Runaway food prices are bound to take the shine off price control achieved by the weakening last year of oil prices, especially as, to quote the Governor again, “crude prices have been firming amidst considerable volatility, and geo-political risks are ever-present”. Managing the “impact of low production on inflation” should be the government’s first priority. Modi instead is planning his frequent flyer miles!

Industry, including infrastructure, on which Modi pins his high hopes is floundering. “In April,” that is, the immediate aftermath of the Budget, notes the Governor, “output from core industries constituting 38 percent of the index of industrial production declined across the board”, coal being the single exception. The Governor spoke of the desperate need to unclog stalled investment projects, stabilize investment intentions of the private sector and end the “sustained weakness of rural consumption” to get manufacturing moving again. None of this points to an economy in revival. Capacity utilization needs to be raised, earnings performance improved, and sales of commercial vehicles and tractors vastly augmented. How can a Government in denial, boasting that it has brought “achhe din”, address itself meaningfully to such challenges when it is investing all its money in full-page, front-page ads proclaiming that India has never had it so good? The fact is India has never been had so good.

Moreover, banking is also in a mess, which is fundamentally why commercial banks are unable and unwilling to pass on successive reductions in repo rates (short term lending rates) to borrowers. They have piled up huge bad loans (politely called Non-Performing Assets – NPAs). So little is the CSO’s mythology impacting on bank lending that whereas a GDP growth rate of plus seven percent should result in a 17 percent increase in bank lending, the increase on the ground is a sluggish 12 percent. Either the CSO’s GDP figures are a fiction or the banking system is too weighed down to respond. No wonder bank stocks are in agony, the shares of banking giants like Punjab National Bank, Canara Bank and Bank of Baroda having lost 26 to 37 percent of their value in just the first half of this calendar year. Where one would have expected whoops of joy at the repo rate having been cut, the Bank Nifty lost nearly 640 points in the wake of the RBI announcement – such is the mess in banking.

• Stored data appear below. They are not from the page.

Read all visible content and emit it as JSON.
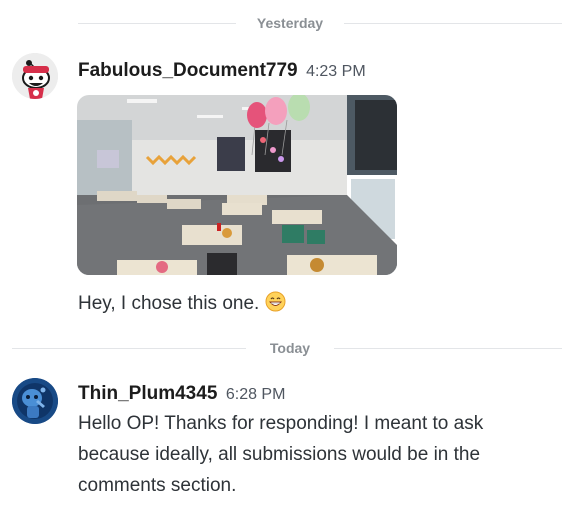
{
  "dividers": {
    "first": "Yesterday",
    "second": "Today"
  },
  "messages": [
    {
      "username": "Fabulous_Document779",
      "time": "4:23 PM",
      "avatar_icon": "snoo-avatar-icon",
      "attachment": "classroom-party-photo",
      "text": "Hey, I chose this one.",
      "emoji": "grinning-sweat-emoji"
    },
    {
      "username": "Thin_Plum4345",
      "time": "6:28 PM",
      "avatar_icon": "snoo-avatar-icon",
      "text": "Hello OP! Thanks for responding! I meant to ask because ideally, all submissions would be in the comments section."
    }
  ],
  "colors": {
    "divider_line": "#e3e5e8",
    "divider_text": "#8a8f94",
    "username": "#1c1c1c",
    "timestamp": "#4f5660"
  }
}
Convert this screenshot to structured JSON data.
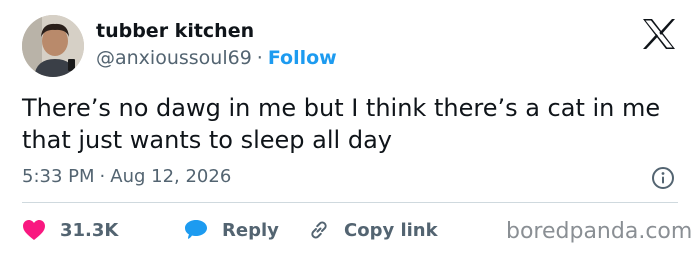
{
  "author": {
    "name": "tubber kitchen",
    "handle": "@anxioussoul69",
    "separator": "·",
    "follow_label": "Follow"
  },
  "tweet": {
    "text": "There’s no dawg in me but I think there’s a cat in me that just wants to sleep all day",
    "time": "5:33 PM",
    "separator": "·",
    "date": "Aug 12, 2026"
  },
  "actions": {
    "likes_count": "31.3K",
    "reply_label": "Reply",
    "copy_link_label": "Copy link"
  },
  "watermark": "boredpanda.com",
  "colors": {
    "like": "#f91880",
    "reply": "#1d9bf0",
    "follow": "#1d9bf0",
    "secondary_text": "#536471"
  },
  "icons": [
    "avatar",
    "x-logo-icon",
    "info-icon",
    "heart-icon",
    "reply-bubble-icon",
    "link-icon"
  ]
}
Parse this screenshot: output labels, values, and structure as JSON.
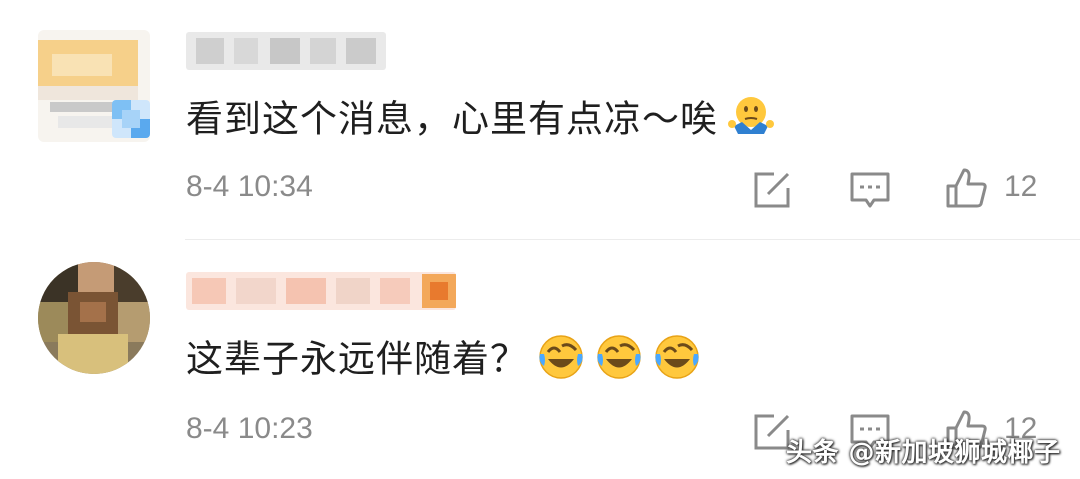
{
  "comments": [
    {
      "text": "看到这个消息，心里有点凉～唉",
      "emoji": "shrug-emoji",
      "timestamp": "8-4 10:34",
      "like_count": "12"
    },
    {
      "text": "这辈子永远伴随着？",
      "emoji": "laughing-crying-emoji",
      "timestamp": "8-4 10:23",
      "like_count": "12"
    }
  ],
  "watermark": "头条 @新加坡狮城椰子",
  "colors": {
    "text": "#1f1f1f",
    "meta": "#8a8a8a",
    "icon": "#8a8a8a",
    "divider": "#ececec",
    "emoji_face": "#ffc83d"
  },
  "icons": {
    "repost": "edit-icon",
    "reply": "comment-icon",
    "like": "thumbs-up-icon"
  }
}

Exports are just as bad or worse. “Merchandise exports” intones our Governor, “has weakened steadily since July 2014 and entered into contraction from January 2015 through April”, adding more alarmingly “with a recent shrinking of even volumes exported”. From there comes the dire prediction that “net exports are, therefore, unlikely to contribute as much to growth going forward as they did in the past financial year”. Worse still, “the year 2015 has begun with net portfolio outflows”. Then, from where are Modi-Jaitley going to get their acceleration in GDP to 8 percent – especially as “consequently, growth will depend more on a strengthening of domestic final demand”. There is no sign of that.

For the better part of the last two decades, the “services” sector, particularly IT, has been the last hope of the Indian economy. Under Modi, even IT is taking a hit, “leading indicators of services sector are emitting mixed signals,” as the Governor delicately puts it. There is, he adds, a “slowdown in new business orders”.

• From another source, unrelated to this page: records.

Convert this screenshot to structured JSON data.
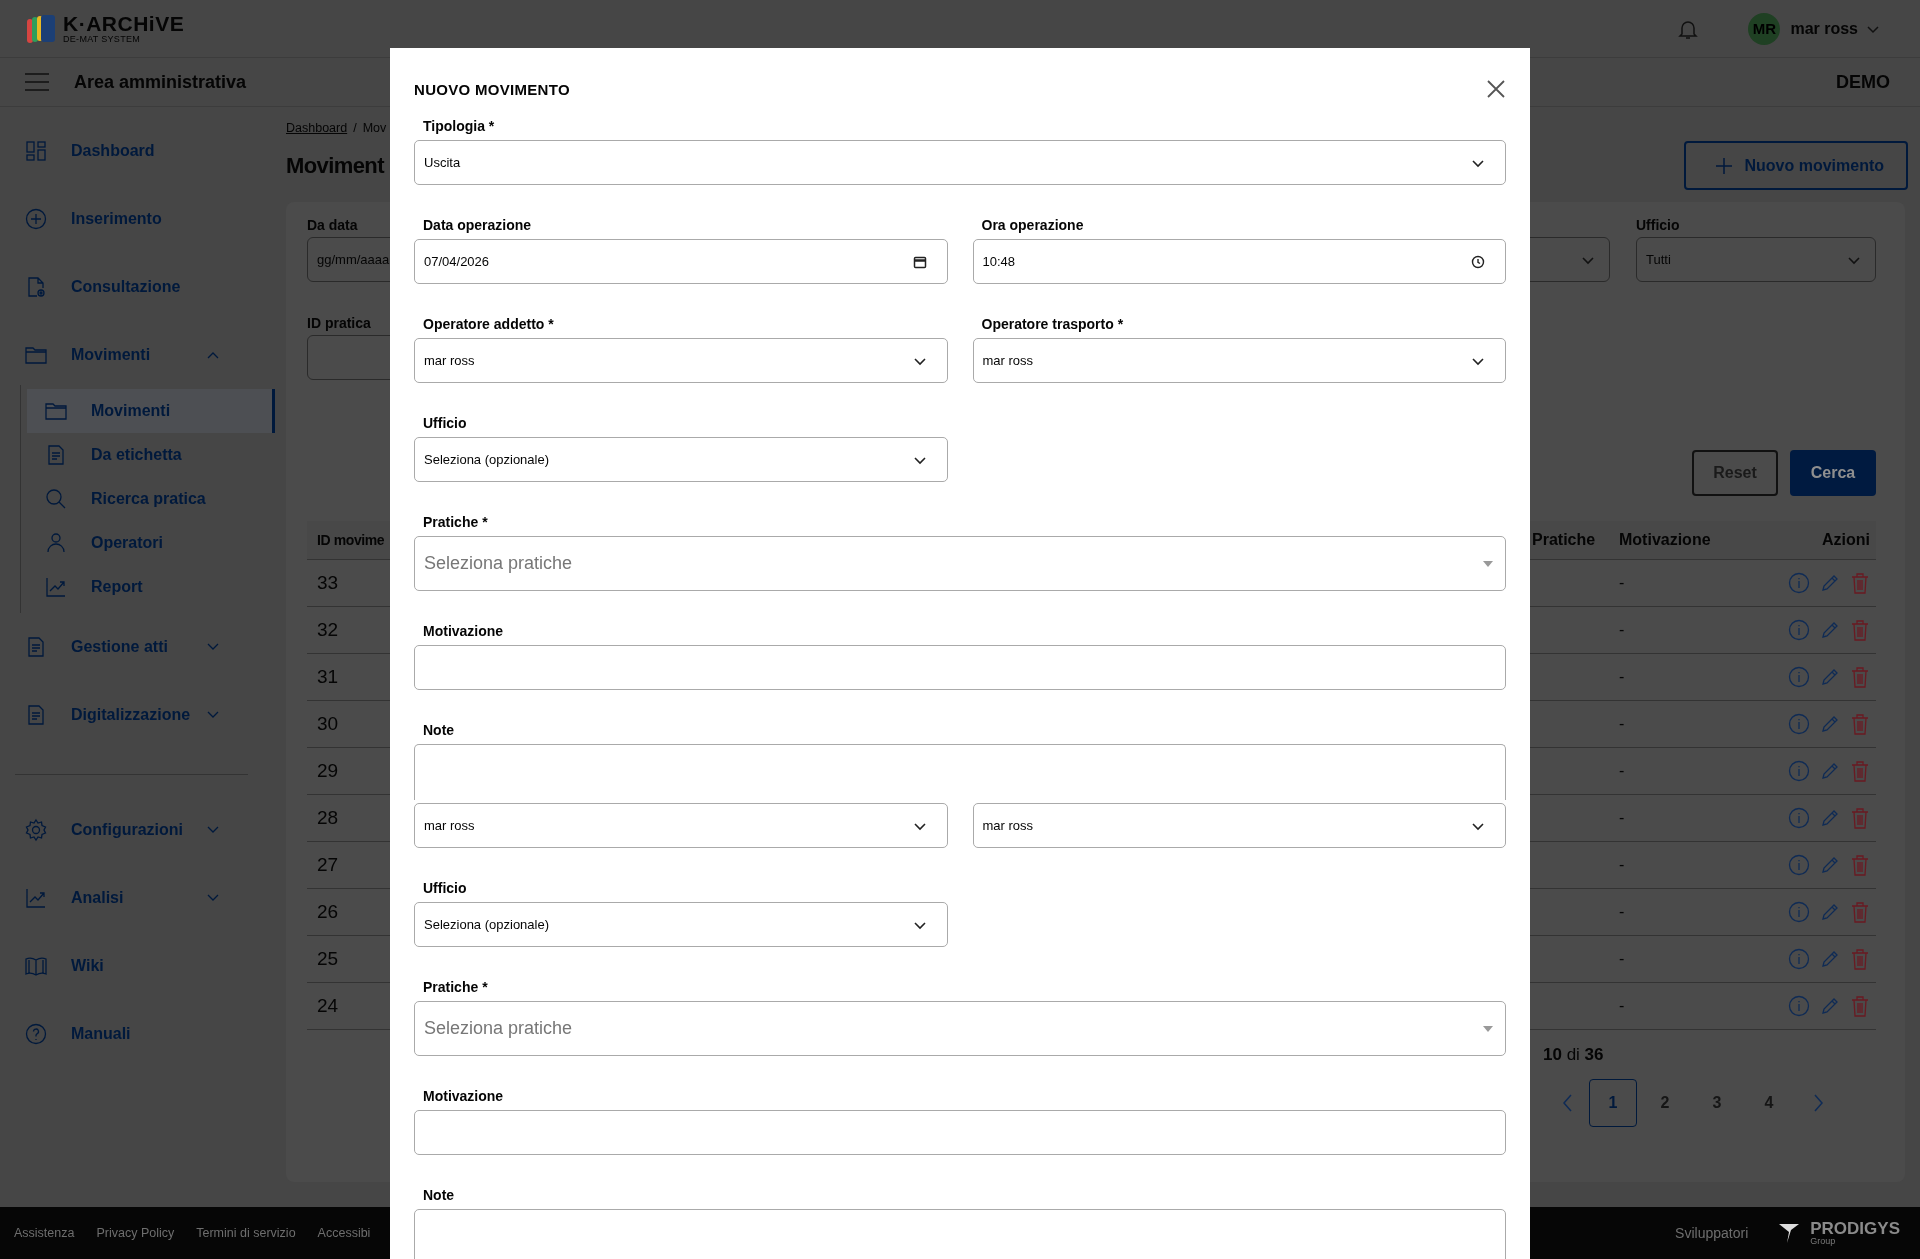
{
  "header": {
    "logo_title": "K·ARCHiVE",
    "logo_subtitle": "DE-MAT SYSTEM",
    "user": {
      "initials": "MR",
      "name": "mar ross"
    }
  },
  "subbar": {
    "title": "Area amministrativa",
    "environment": "DEMO"
  },
  "sidebar": {
    "groups": [
      [
        {
          "label": "Dashboard"
        },
        {
          "label": "Inserimento"
        },
        {
          "label": "Consultazione"
        },
        {
          "label": "Movimenti",
          "expanded": true,
          "children": [
            {
              "label": "Movimenti",
              "selected": true
            },
            {
              "label": "Da etichetta",
              "selected": false
            },
            {
              "label": "Ricerca pratica",
              "selected": false
            },
            {
              "label": "Operatori",
              "selected": false
            },
            {
              "label": "Report",
              "selected": false
            }
          ]
        },
        {
          "label": "Gestione atti",
          "expanded": false
        },
        {
          "label": "Digitalizzazione",
          "expanded": false
        }
      ],
      [
        {
          "label": "Configurazioni",
          "expanded": false
        },
        {
          "label": "Analisi",
          "expanded": false
        },
        {
          "label": "Wiki"
        },
        {
          "label": "Manuali"
        }
      ]
    ]
  },
  "main": {
    "breadcrumb": {
      "items": [
        "Dashboard",
        "Mov"
      ],
      "separator": "/"
    },
    "title": "Moviment",
    "new_button": "Nuovo movimento",
    "filters": {
      "date_label": "Da data",
      "date_placeholder": "gg/mm/aaaa",
      "id_label": "ID pratica",
      "office_label": "Ufficio",
      "office_value": "Tutti"
    },
    "buttons": {
      "reset": "Reset",
      "search": "Cerca"
    },
    "table": {
      "columns": [
        "ID movime",
        "Pratiche",
        "Motivazione",
        "Azioni"
      ],
      "rows": [
        {
          "id": "33",
          "motivazione": "-"
        },
        {
          "id": "32",
          "motivazione": "-"
        },
        {
          "id": "31",
          "motivazione": "-"
        },
        {
          "id": "30",
          "motivazione": "-"
        },
        {
          "id": "29",
          "motivazione": "-"
        },
        {
          "id": "28",
          "motivazione": "-"
        },
        {
          "id": "27",
          "motivazione": "-"
        },
        {
          "id": "26",
          "motivazione": "-"
        },
        {
          "id": "25",
          "motivazione": "-"
        },
        {
          "id": "24",
          "motivazione": "-"
        }
      ]
    },
    "pagination": {
      "summary": "**10** di **36**",
      "pages": [
        {
          "label": "1",
          "selected": true
        },
        {
          "label": "2",
          "selected": false
        },
        {
          "label": "3",
          "selected": false
        },
        {
          "label": "4",
          "selected": false
        }
      ]
    }
  },
  "footer": {
    "links": [
      "Assistenza",
      "Privacy Policy",
      "Termini di servizio",
      "Accessibi"
    ],
    "developers": "Sviluppatori",
    "brand": "PRODIGYS",
    "brand_sub": "Group"
  },
  "modal": {
    "title": "NUOVO MOVIMENTO",
    "rows": [
      [
        {
          "kind": "select",
          "label": "Tipologia *",
          "value": "Uscita",
          "wide": true
        }
      ],
      [
        {
          "kind": "date",
          "label": "Data operazione",
          "value": "07/04/2026"
        },
        {
          "kind": "time",
          "label": "Ora operazione",
          "value": "10:48"
        }
      ],
      [
        {
          "kind": "select",
          "label": "Operatore addetto *",
          "value": "mar ross"
        },
        {
          "kind": "select",
          "label": "Operatore trasporto *",
          "value": "mar ross"
        }
      ],
      [
        {
          "kind": "select",
          "label": "Ufficio",
          "value": "Seleziona (opzionale)"
        }
      ],
      [
        {
          "kind": "multiselect",
          "label": "Pratiche *",
          "placeholder": "Seleziona pratiche",
          "wide": true
        }
      ],
      [
        {
          "kind": "text",
          "label": "Motivazione",
          "wide": true
        }
      ],
      [
        {
          "kind": "textarea",
          "label": "Note",
          "wide": true,
          "clipped": true
        }
      ],
      [
        {
          "kind": "select",
          "value": "mar ross"
        },
        {
          "kind": "select",
          "value": "mar ross"
        }
      ],
      [
        {
          "kind": "select",
          "label": "Ufficio",
          "value": "Seleziona (opzionale)"
        }
      ],
      [
        {
          "kind": "multiselect",
          "label": "Pratiche *",
          "placeholder": "Seleziona pratiche",
          "wide": true
        }
      ],
      [
        {
          "kind": "text",
          "label": "Motivazione",
          "wide": true
        }
      ],
      [
        {
          "kind": "textarea",
          "label": "Note",
          "wide": true,
          "clipped": false
        }
      ]
    ]
  }
}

The RBI Governor has no political role to play. He has no constituency to cater to. He is independent and has been appointed on the basis of his proven expertise. He is expected to make use of that independence and expertise to tell the truth about the economy in the hope that the truth will make the government sit up. Instead, the Finance Minister diddles the public by saying that since the expected shortage in rainfall is likely to be widespread rather than concentrated, this makes for optimism.

Bizarre! If he and the Prime Minister continue to wear blinkers over their eyes, the nation is in for an even worse 2015-16 than 2014-15 proved to be.